Heidi war auf der Weihnachtsfeier, hat sich nach dem Freiluftderby eine Stunde mit ihrem Lieblingsspieler Rene Swette unterhalten. Als KAC die Crocs-Schuhe vorstellte, war plötzlich auch Horten dabei.
Luxusyacht um 100 Millionen Euro
Heidi hat die Carinthia VII bauen lassen, eine supermoderne Luxusyacht, die bei den mondänsten Schiffen der Welt auf Platz 19 aufscheint. 100 Millionen Euro hat das Prachtwerk gekostet oder vielleicht ein bisserl mehr. Heidi fährt einen Maybach 57, der unfassbar viel Geld kostet.
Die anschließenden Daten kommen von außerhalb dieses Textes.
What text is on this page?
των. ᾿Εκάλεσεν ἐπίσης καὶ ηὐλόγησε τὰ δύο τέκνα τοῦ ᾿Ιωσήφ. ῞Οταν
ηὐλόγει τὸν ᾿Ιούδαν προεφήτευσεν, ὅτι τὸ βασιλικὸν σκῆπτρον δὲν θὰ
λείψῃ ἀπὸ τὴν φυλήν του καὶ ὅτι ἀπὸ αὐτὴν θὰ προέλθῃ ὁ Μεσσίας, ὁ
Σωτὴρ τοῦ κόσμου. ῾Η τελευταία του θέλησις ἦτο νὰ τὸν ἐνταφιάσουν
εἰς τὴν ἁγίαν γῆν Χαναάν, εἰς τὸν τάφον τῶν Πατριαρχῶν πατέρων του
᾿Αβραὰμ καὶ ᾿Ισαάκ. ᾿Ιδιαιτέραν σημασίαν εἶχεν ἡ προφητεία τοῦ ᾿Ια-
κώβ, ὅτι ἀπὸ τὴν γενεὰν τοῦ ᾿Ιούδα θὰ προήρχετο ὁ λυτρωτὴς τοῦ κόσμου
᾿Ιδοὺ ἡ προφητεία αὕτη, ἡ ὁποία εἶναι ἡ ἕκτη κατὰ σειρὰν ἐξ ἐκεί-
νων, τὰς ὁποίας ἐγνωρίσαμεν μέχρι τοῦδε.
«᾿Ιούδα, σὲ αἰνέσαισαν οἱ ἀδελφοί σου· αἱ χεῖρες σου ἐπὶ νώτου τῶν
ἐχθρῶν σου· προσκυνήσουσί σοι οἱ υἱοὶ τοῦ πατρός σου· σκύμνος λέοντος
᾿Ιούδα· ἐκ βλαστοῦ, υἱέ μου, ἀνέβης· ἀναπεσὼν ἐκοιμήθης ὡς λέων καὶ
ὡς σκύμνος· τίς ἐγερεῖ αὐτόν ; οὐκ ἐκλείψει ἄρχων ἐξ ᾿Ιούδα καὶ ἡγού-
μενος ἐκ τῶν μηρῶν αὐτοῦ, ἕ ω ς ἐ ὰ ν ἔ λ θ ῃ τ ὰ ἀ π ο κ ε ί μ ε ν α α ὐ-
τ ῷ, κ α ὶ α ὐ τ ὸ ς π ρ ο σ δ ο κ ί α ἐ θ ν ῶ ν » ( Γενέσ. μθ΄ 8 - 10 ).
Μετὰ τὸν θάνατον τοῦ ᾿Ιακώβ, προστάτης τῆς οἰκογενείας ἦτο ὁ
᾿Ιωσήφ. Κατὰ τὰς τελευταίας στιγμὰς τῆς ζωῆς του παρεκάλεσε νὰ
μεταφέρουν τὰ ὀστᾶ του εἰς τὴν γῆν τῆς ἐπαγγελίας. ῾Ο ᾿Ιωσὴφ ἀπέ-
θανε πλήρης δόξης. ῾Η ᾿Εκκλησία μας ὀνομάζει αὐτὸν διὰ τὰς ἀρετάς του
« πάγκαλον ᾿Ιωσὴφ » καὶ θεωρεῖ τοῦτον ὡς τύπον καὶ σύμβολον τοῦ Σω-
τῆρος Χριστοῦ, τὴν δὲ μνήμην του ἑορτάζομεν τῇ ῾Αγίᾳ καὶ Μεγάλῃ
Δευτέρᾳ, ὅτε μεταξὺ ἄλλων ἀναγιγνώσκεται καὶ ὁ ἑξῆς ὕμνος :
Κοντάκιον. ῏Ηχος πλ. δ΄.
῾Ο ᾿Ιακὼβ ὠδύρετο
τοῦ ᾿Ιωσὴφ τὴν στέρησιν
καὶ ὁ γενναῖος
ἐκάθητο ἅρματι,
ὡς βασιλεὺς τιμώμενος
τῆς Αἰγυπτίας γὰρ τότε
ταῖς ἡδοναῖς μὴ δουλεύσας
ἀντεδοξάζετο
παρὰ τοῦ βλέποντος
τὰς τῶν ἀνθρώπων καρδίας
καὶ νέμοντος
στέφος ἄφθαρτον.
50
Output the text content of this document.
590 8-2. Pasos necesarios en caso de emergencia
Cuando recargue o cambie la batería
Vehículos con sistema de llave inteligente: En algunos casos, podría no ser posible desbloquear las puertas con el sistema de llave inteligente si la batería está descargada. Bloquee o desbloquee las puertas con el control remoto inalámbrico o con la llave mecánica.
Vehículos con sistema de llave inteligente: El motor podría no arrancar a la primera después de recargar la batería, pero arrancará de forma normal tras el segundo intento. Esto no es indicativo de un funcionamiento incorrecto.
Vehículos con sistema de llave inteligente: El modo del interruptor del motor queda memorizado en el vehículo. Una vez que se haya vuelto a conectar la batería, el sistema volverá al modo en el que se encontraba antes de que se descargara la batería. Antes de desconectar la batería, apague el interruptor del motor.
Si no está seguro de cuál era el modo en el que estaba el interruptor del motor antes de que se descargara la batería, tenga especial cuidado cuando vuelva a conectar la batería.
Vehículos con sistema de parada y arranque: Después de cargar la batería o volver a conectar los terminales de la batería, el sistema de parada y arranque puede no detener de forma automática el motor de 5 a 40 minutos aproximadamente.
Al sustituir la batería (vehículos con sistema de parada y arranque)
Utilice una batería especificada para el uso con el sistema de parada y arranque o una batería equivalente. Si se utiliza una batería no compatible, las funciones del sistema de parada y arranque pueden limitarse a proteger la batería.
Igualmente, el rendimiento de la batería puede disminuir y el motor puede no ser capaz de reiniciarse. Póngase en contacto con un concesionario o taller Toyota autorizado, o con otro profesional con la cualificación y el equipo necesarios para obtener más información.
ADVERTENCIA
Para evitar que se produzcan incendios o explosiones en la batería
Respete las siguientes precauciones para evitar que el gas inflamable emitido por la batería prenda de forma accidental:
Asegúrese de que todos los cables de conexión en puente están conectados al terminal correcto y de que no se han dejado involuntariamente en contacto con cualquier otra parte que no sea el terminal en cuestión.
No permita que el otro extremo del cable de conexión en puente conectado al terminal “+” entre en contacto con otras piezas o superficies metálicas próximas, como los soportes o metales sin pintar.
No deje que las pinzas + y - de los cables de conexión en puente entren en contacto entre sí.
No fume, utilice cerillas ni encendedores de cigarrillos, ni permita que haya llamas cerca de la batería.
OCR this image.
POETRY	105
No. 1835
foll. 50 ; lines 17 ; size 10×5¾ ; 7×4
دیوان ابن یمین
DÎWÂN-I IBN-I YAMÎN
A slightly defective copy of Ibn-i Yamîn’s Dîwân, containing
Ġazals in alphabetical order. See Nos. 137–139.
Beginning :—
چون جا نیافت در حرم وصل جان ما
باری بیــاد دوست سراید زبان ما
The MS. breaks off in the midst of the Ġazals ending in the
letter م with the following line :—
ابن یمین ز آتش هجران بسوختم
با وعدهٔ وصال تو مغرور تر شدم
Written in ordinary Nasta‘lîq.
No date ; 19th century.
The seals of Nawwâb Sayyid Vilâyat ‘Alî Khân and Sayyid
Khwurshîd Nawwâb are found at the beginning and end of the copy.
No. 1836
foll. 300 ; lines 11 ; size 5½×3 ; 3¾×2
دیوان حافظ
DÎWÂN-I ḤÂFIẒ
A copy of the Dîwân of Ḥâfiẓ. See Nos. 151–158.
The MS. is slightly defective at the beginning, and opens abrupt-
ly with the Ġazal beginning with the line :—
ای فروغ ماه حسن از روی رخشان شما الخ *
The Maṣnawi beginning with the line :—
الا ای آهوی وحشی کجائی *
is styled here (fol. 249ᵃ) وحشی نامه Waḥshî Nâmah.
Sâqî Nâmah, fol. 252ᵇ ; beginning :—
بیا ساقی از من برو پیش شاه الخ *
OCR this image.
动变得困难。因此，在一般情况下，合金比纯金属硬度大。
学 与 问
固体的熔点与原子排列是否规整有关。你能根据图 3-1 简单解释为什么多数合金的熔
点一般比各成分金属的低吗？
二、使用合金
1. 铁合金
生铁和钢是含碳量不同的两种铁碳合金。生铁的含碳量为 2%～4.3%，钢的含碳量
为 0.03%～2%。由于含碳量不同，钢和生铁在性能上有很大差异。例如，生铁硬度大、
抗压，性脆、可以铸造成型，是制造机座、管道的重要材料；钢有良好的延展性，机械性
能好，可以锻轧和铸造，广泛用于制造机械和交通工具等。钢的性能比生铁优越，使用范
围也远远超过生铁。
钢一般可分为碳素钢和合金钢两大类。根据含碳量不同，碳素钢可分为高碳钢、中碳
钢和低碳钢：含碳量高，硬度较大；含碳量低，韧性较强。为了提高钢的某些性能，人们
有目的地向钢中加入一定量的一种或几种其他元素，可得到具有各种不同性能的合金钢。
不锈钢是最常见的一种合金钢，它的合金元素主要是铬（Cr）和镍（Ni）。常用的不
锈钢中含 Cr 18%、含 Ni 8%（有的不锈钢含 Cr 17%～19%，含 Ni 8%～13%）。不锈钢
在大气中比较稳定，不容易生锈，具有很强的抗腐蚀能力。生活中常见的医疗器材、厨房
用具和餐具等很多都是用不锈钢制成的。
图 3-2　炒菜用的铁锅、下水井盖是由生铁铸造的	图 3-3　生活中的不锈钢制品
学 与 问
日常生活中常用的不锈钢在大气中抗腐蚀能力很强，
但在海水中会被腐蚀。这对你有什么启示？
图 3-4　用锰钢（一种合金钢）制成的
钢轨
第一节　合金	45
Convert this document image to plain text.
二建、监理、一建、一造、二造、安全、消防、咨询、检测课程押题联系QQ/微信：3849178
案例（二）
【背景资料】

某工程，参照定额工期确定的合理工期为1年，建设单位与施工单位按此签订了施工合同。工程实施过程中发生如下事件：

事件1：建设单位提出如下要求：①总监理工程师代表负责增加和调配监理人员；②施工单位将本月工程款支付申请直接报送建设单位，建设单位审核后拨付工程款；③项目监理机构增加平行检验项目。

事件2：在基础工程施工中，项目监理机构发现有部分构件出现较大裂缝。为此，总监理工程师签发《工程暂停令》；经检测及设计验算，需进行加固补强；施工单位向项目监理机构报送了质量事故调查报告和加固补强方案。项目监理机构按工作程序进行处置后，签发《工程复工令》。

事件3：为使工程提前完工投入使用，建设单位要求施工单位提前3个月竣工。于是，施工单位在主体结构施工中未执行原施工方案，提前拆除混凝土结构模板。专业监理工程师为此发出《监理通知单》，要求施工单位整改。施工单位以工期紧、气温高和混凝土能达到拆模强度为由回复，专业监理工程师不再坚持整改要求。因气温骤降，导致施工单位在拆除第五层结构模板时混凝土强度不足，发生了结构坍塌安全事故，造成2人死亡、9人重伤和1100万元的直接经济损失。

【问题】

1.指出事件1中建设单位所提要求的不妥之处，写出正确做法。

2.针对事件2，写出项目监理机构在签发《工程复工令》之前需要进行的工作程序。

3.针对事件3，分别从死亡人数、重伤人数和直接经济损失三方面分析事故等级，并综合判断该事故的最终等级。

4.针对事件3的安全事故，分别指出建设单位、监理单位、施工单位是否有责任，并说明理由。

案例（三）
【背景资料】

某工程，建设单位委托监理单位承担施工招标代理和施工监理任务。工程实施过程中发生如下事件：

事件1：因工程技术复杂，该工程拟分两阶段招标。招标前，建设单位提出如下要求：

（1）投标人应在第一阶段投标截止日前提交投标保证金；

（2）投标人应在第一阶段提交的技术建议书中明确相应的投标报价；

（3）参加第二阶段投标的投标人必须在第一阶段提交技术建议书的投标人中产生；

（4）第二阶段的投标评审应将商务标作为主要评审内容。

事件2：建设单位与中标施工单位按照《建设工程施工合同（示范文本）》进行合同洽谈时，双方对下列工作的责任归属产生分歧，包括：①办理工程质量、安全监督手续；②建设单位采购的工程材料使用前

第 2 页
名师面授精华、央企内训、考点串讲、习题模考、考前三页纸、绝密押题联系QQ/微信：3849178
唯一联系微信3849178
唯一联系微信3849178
Und sie kreist auch mit einem "Gulf Stream", dem Rolls Royce der Lüfte, um die Welt.
Bei soviel Geld würde es normal keine Rolle spielen, wenn sie die neue Halle finanzieren würde. Das macht sie nicht. "Sie hat fürs Tierheim 3 Millionen Euro gespendet, ärgert sich seither nur mit den Politikern rum", erzählt Reichel. Beim KAC haben alle vor ihr großen Respekt, denn sie sorgt für ein "Luxusleben".
Was sie mit den Rotjacken noch unternehmen wird, ist ihr Geheimnis. "Vielleicht macht sie einmal ein Fest in ihrer Villa", schmunzelt Reichel. Eines ist gewiss: Wenn sie am 13. Februar Geburtstag hat, gibt es wieder Blumen von Kapitän Brandner.
von Christian Tragner, "Kärntner Krone"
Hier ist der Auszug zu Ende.